System Administration of the IBM Watson Supercomputer

System administrators at the USENIX LISA 2011 conference (LISA is a great system administration conference, by the way) in Boston in December got to hear Michael Perrone's presentation "What Is Watson?"

Michael Perrone is the Manager of Multicore Computing from the IBM T.J. Watson Research Center. The entire presentation (slides, video and MP3) is available on the USENIX Web site, and if you really want to understand how Watson works under the hood, take an hour to listen to Michael's talk (and the sysadmin Q&A at the end).

I approached Michael after his talk and asked if there was a sysadmin on his team who would be willing to answer some questions about handling Watson's system administration, and after a brief introduction to Watson, I include our conversation below.

What Is Watson?

In a nutshell, Watson is an impressive demonstration of the current state of the art in artificial intelligence: a computer's ability to answer questions posed in natural language (text or speech) correctly.

Watson came out of the IBM DeepQA Project and is an application of DeepQA tuned specifically to Jeopardy (a US TV trivia game show).
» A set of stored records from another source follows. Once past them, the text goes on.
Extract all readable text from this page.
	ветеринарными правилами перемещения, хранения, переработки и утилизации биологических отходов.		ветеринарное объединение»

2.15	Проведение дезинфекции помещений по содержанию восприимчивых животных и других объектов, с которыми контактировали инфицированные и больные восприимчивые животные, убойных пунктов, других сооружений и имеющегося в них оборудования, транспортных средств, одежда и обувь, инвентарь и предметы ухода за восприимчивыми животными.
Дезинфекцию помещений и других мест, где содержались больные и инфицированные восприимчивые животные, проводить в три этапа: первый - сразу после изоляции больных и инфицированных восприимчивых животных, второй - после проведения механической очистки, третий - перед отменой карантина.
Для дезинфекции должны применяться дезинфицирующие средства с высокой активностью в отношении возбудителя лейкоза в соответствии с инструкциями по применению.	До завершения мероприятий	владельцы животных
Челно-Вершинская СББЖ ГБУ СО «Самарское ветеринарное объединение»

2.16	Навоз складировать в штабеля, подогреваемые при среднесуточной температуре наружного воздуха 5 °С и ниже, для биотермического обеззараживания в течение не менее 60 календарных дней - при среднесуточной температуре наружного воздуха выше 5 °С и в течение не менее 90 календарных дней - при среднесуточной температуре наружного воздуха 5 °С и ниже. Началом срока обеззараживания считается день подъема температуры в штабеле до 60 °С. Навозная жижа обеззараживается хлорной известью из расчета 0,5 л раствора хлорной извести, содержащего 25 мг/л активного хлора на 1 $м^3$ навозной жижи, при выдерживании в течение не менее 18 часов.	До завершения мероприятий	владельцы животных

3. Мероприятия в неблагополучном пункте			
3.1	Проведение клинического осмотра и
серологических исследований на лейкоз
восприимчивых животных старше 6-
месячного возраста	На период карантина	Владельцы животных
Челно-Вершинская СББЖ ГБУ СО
The "QA" in DeepQA stands for Question Answering, which means the computer can answer your questions, spoken in a human language (starting with English). The "Deep" in DeepQA means the computer is able to analyze deeply enough to handle natural language text and speech successfully. Because natural language is unstructured, deep analysis is required to interpret it correctly.

It demonstrates (in a popular format) a computer's capability to interface with us using natural language, to "understand" and answer questions correctly by quickly searching a vast sea of data and correctly picking out the vital facts that answer the question.

Watson is thousands of algorithms running on thousands of cores using terabytes of memory, driving teraflops of CPU operations to deliver an answer to a natural language question in less than five seconds. It is an exciting feat of technology, and it's just a taste of what's to come.

IBM's goal for the DeepQA Project is to drive automatic Question Answering technology to a point where it clearly and consistently rivals the best human performance.

Watson's Vital Statistics

  • 90 IBM Power 750 servers (plus additional I/O, network and cluster controller nodes).

  • 80 trillion operations per second (teraflops).

  • Watson's corpus size was 400 terabytes of data—encyclopedias, databases and so on. Watson was disconnected from the Internet. Everything it knows about the world came from the corpus.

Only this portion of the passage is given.